Sarah Igo has been named the winner of the 2008 Cheiron Book Prize, for her history of scientific polling: The Averaged American: Surveys, Citizens, and the Making of a Mass Public (Harvard University Press, 2007).
Alexandra Rutherford, chair of the Book Prize Committee, explained the choice as follows:
Igo’s work stood out for the tightness and layering of its argumentation, the originality and freshness of its analysis, and the verve and energy of its presentation. It should be of great interest to a wide range of scholars in the history of the social and behavioral sciences and beyond.
She poses the provocative question: “In what ways is a society changed by the very tools employed to represent it?” and then answers it by examining the roles of the modern survey and the scientific surveyor in this process, arguing that surveys are “a peculiar sort of social investigation in which the public is simultaneously object, participant, and audience.” Her compelling account of Robert and Helen Lynd‘s Middletown study, the opinion polling of Elmo Roper and George Gallup, and the Kinsey reports in the making of a mass public exploits each of these vantage points, unraveling the complex relationships between social science and its publics in this period.

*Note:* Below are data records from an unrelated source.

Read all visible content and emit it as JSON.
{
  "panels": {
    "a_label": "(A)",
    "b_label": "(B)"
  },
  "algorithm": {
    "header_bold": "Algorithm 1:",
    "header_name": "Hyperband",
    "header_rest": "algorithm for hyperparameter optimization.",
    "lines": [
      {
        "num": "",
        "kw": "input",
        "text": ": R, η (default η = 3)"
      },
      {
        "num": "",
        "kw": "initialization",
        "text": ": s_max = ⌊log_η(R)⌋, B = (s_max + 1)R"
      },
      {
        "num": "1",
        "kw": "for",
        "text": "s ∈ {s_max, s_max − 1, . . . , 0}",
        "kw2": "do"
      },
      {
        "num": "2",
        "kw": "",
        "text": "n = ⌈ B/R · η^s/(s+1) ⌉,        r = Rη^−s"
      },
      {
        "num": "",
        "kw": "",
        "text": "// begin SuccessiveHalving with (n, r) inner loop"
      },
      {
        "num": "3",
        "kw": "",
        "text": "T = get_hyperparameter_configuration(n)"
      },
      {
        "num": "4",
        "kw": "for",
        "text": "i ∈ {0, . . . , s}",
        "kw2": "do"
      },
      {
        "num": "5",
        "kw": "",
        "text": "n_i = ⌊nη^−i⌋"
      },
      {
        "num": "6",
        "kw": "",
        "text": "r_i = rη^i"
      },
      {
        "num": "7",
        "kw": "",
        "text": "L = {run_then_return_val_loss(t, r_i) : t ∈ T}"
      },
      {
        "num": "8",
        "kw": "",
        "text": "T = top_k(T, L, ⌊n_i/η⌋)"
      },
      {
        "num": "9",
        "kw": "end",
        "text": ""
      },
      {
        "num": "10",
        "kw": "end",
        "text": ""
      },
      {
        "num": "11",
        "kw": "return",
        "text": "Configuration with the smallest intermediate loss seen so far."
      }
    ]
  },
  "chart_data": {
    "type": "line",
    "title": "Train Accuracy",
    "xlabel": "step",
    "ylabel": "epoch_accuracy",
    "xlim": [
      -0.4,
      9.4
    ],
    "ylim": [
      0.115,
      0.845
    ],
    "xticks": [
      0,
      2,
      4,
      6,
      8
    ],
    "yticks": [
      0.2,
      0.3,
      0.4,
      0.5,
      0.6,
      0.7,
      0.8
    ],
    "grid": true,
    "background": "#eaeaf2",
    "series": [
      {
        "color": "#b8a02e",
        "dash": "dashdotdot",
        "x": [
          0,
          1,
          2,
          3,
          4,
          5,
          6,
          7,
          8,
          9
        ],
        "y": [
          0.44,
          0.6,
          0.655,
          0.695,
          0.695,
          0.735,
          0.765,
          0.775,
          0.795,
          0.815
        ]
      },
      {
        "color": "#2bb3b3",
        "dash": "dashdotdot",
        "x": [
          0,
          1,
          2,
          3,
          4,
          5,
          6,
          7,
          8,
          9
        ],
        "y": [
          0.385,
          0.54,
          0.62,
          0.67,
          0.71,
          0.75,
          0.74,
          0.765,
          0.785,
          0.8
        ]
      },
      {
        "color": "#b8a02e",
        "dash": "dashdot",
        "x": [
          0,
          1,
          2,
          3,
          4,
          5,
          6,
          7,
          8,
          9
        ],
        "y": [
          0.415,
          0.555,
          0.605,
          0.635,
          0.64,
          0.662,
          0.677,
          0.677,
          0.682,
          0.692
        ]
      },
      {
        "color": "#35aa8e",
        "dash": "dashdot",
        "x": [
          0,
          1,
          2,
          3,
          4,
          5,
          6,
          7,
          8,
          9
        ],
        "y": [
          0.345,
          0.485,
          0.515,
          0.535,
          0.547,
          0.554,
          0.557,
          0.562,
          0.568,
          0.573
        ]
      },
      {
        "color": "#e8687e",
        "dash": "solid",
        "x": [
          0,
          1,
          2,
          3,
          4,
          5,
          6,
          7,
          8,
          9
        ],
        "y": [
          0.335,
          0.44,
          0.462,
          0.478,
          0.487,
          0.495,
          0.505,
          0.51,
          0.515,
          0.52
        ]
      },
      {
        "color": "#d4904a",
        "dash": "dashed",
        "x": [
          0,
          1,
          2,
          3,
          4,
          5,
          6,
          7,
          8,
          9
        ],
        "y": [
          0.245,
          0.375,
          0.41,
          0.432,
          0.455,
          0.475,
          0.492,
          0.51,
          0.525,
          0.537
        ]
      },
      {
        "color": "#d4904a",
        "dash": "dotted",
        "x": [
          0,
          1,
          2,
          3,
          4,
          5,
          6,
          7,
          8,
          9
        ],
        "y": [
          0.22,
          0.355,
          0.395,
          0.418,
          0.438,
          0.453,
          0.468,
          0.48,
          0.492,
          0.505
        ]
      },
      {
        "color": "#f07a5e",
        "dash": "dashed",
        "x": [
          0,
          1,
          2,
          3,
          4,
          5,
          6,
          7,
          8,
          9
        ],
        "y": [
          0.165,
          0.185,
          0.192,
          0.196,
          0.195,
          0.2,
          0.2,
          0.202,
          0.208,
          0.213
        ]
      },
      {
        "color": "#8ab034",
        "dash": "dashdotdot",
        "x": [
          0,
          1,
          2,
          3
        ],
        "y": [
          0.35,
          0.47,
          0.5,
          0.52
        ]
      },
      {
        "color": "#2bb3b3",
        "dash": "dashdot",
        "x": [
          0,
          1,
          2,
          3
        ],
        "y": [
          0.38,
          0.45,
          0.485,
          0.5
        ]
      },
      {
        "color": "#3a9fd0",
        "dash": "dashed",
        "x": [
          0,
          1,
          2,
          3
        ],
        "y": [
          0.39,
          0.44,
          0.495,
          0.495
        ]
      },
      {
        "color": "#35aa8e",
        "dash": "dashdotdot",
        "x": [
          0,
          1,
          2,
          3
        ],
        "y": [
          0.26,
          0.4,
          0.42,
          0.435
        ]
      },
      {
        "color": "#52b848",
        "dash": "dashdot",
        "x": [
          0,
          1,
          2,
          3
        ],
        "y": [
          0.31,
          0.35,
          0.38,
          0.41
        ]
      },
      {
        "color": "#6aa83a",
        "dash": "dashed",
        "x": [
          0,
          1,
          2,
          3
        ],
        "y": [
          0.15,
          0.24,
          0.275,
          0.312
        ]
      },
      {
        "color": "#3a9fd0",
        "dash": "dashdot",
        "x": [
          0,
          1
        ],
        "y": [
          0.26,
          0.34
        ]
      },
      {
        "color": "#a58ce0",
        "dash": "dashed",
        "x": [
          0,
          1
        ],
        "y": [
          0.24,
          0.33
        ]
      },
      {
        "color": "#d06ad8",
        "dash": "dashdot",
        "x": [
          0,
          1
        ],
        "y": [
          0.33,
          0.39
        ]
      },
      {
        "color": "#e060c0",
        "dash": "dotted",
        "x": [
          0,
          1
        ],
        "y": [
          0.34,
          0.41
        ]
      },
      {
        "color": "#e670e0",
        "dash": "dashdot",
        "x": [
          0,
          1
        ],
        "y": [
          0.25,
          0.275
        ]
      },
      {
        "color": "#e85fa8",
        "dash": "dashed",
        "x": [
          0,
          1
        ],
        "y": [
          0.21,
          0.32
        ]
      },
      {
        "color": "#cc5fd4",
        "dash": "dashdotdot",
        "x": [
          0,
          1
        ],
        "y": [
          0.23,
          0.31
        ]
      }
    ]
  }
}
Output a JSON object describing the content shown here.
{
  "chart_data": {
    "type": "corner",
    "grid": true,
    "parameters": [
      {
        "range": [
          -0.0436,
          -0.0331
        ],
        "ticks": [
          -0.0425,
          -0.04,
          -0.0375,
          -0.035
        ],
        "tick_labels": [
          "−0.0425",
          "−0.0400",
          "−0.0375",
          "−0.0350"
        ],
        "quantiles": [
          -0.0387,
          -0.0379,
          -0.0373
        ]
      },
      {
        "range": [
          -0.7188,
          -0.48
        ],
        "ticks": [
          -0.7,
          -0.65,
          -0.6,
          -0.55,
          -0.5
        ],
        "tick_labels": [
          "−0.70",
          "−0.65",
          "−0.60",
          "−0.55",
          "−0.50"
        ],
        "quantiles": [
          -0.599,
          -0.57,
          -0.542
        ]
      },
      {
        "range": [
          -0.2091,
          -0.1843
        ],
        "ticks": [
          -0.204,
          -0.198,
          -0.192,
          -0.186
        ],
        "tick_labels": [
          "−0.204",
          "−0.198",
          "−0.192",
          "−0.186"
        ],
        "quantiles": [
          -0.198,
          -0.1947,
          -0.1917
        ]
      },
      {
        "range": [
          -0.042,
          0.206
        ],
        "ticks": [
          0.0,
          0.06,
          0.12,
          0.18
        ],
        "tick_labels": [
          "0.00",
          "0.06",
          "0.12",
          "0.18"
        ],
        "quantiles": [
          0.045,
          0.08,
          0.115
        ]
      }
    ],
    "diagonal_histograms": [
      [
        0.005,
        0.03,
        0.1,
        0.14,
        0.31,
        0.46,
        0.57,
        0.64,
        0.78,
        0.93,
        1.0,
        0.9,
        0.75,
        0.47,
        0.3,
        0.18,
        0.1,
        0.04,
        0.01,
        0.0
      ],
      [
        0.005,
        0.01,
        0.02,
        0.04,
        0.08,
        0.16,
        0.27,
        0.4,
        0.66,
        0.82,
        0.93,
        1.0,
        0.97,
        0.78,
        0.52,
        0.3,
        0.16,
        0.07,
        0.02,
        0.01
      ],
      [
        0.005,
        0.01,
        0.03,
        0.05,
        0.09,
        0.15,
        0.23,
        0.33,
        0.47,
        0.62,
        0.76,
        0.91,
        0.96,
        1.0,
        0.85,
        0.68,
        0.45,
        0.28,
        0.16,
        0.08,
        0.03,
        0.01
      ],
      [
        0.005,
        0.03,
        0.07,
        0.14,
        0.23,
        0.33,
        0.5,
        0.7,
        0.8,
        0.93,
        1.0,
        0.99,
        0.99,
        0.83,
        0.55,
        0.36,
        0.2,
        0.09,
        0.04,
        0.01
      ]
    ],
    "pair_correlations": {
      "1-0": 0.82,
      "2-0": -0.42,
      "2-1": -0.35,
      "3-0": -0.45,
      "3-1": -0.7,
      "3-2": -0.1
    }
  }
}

Dr. Igo will give the 2008 Cheiron Book Prize address at the 40th anniversary meeting of Cheiron at Ryerson University in Toronto, June 26th-29th. [Get the registration form.]
The Averaged American also won the President’s Book Award — which recognizes unpublished manuscripts by new authors — from the Social Science History Association in 2006.
Related works by the author:
- Igo, S. E. (2006). “A gold mine and a tool for democracy”: George Gallup, Elmo Roper, and the business of scientific polling, 1935-1955. Journal of the History of the Behavioral Sciences, 42(2), 109-134. “Scientific” public opinion polls arrived on the American scene in 1936. Examining the work of opinion surveyors George Gallup and Elmo Roper, this essay tracks the early career of a new social scientific technology, one that powerfully shaped conceptions of “the public.” Pollsters described their craft as a democratic one that could accurately represent the U.S. populace. Yet, their assumptions about that same public – and the techniques they employed to measure it – undermined such claims, and even risked calling the polling profession into question. To understand why Gallup and Roper fell short of their stated ambitions, one must turn not only to the state of midcentury sampling methods but also to the corporate sponsors and commercial pressures underlying their enterprise.
- Igo, S. E. (2005). From Main Street to Mainstream: Middletown, Muncie, and “Typical America”. Indiana Magazine of History, 101(3), 239-266. That Middletown—Robert S. and Helen Merrell Lynd’s 1929 study of Muncie, Indiana—captured the national limelight should be surprising. Social surveys, one response to the challenges posed by a new industrial order and rapid urbanization, would hardly have been unfamiliar to contemporaries. Similar investigations had been fixtures of the American scene since the late nineteenth century, from Jane Addams’s Hull House Maps and Papers of 1895 and W. E. B. Du Bois’s The Philadelphia Negro of 1899 to the six-volume Pittsburgh Survey of 1909–1914. These ventures, by turns altruistic and anxious, mapped urban poverty, explored the structures of African American and immigrant communities, tracked transformations in rural life, and examined industrial working conditions. By one count, at least 2,775 such surveys on various aspects of American life had been completed by the time of Middletown‘s publication. Yet no other study was instantly pronounced a revelatory investigation into the modern United States, a “mirror held up before us,” telling Americans “how we live and what we think about.” And none would have the impact—or the reach—of the Lynds’ survey.